Sandrine Rousseau confronte Sandrine Rousseau, l’étrange méthode d’un parti pro-ruralisme pour s’opposer à EELV

Les électeurs du IXe arrondissement de Paris auront le choix, lors des élections législatives (12 et 19 juin), de treize candidats au premier tour, dont deux Sandrine Rousseau. L’une est candidate de la Nouvelle Union Populaire Ecologique et Sociale (Nupes), pilier d’Europe Ecologie-Les Verts (EELV), l’autre est une nouvelle venue en politique, assistante maternelle vivant en Normandie, investie par Le Mouvement Ruralité (MRL ). , anciennement connu sous le nom de Chasse, Pêche, Nature et Traditions (CPNT).

Un au hasard ? Non. Il s’agit d’un parachutage orchestré par LMR dans le but avoué de contrecarrer l’écoféministe Sandrine Rousseau et, plus généralement, son parti, EELV. Cela provoque une certaine confusion. Lors de la publication de la liste des 6 293 candidats aux législatives, nombre de nos lecteurs nous ont contactés pour signaler une « erreur » dans cette circonscription parisienne. Le jour du scrutin, cependant, les bulletins seront relativement faciles à distinguer : chacun indiquera le nom de la candidate, son remplaçant, ainsi que les logos de son parti politique (Nupes et EELV d’une part ; LMR et CPNT d’autre part). autre).

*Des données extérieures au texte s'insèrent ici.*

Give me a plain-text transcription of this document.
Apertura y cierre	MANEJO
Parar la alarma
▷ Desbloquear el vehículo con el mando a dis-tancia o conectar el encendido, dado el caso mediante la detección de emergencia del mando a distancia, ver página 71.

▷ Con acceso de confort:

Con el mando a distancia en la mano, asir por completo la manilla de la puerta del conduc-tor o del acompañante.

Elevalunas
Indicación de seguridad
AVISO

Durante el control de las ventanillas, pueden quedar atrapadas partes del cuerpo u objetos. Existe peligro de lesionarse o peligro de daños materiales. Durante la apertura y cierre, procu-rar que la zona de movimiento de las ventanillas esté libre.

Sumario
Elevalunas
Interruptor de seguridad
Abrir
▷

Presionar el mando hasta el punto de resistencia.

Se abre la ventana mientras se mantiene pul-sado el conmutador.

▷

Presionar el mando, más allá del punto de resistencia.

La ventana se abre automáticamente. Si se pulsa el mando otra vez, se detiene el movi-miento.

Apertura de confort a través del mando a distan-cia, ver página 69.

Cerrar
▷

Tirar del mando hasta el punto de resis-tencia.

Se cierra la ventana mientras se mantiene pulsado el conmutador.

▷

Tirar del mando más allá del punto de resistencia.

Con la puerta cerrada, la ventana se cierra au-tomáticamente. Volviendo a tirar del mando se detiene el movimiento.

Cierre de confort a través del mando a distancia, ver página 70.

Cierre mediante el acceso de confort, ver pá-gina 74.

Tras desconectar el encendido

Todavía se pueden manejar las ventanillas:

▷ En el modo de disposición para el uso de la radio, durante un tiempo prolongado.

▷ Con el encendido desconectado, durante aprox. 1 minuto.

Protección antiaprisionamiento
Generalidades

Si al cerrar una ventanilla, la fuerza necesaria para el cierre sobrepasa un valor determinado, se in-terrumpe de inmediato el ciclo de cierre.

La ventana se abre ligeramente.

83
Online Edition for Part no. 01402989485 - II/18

Créer la confusion parmi les électeurs

L’affaire semble amuser le parti pro-ruralisme. “Sandrine Rousseau est la compagne d’un ami très engagé dans notre mouvement, Sylvain Bertois. Il est membre du mouvement, mais n’a pour l’instant aucun engagement politique. Quand j’ai su son nom, je lui ai proposé d’être candidate en lui disant qu’elle parlerait un peu. C’est énorme », lance Jérôme Juvigny, président de LMR de Cantal, derrière le parachute et désormais en charge de la communication de Mme Rousseau.

Le but est-il de semer la confusion chez les électeurs lorsqu’ils déposent leur bulletin dans l’urne ? “Nous [avec Eddie Puyjalon et Yannick Villardier, responsables LMR] il n’y a jamais pensé comme une source de confusion entre des noms qui capteraient des votes, se défend-il. C’est plutôt une façon de marquer notre différence idéologique avec l’écologie punitive ou encore l’opposition entre hommes et femmes proposée par Mme Rousseau. Pourtant, le candidat à la ruralité n’a pas encore effectué ni prévu de déplacement à Paris pour faire campagne. “Nous évaluerons la situation en fonction des demandes”, a déclaré M. Juvigny.

“Je vois ça comme une stratégie pour me faire taire”

La candidate Nupes, candidate primaire des Verts à l’investiture présidentielle, a d’abord réagi sur Twitter en disant qu’elle était “fatiguée”. Attachée au téléphone, elle explique qu’à ce stade elle n’a aucun recours contre ce parachute. “Je vois ça comme une stratégie pour me faire taire”, réagit-il. “Je suppose que je suis partisan d’une écologie radicale, dans laquelle les chasseurs n’ont pas leurs tickets dans tous les ministères. Nous avons des débats politiques sur ces questions. Là, on est loin de ça, ce sont des méthodes fascistes”, juge-t-il, citant des “pratiques poutiniennes”. Le gouvernement russe a à plusieurs reprises investi dans des candidats du même nom pour déstabiliser les opposants.

En France, le Front national a déjà investi des candidats d’un nom semblable à celui d’un concurrent. Par exemple, en 2004, lors des élections cantonales, Christophe Martin a été attaqué contre l’UMP sortant Jacques Martin à Nogent-sur-Marne, et Hervé Leroy contre l’UMP Jacques Leroy à Saint-Maur-des-Fossés. « Sans ce mépris de l’intelligence des électeurs, cela a eu de grands effets », selon le chercheur d’extrême droite Nicolas Lebourg.

Aux prochaines élections législatives, Le Mouvement de la ruralité sera également représenté par M. Jacques Lemoine, patron des fédérations de pêche d’Ile-de-France, dans le 5e arrondissement de Seine-et-Marne. La voilà candidate face à Franck Riester, candidat ministériel, et surtout Patricia Lemoine, députée suppléante et sortante, qui fut l’une des parlementaires qui ont demandé au gouvernement, en 2020, de mettre fin aux chasses “traditionnelles”. “C’était leur territoire”, raconte Jérôme Juvigny de LMR, “et puis l’opportunité se présente pour le voleur”.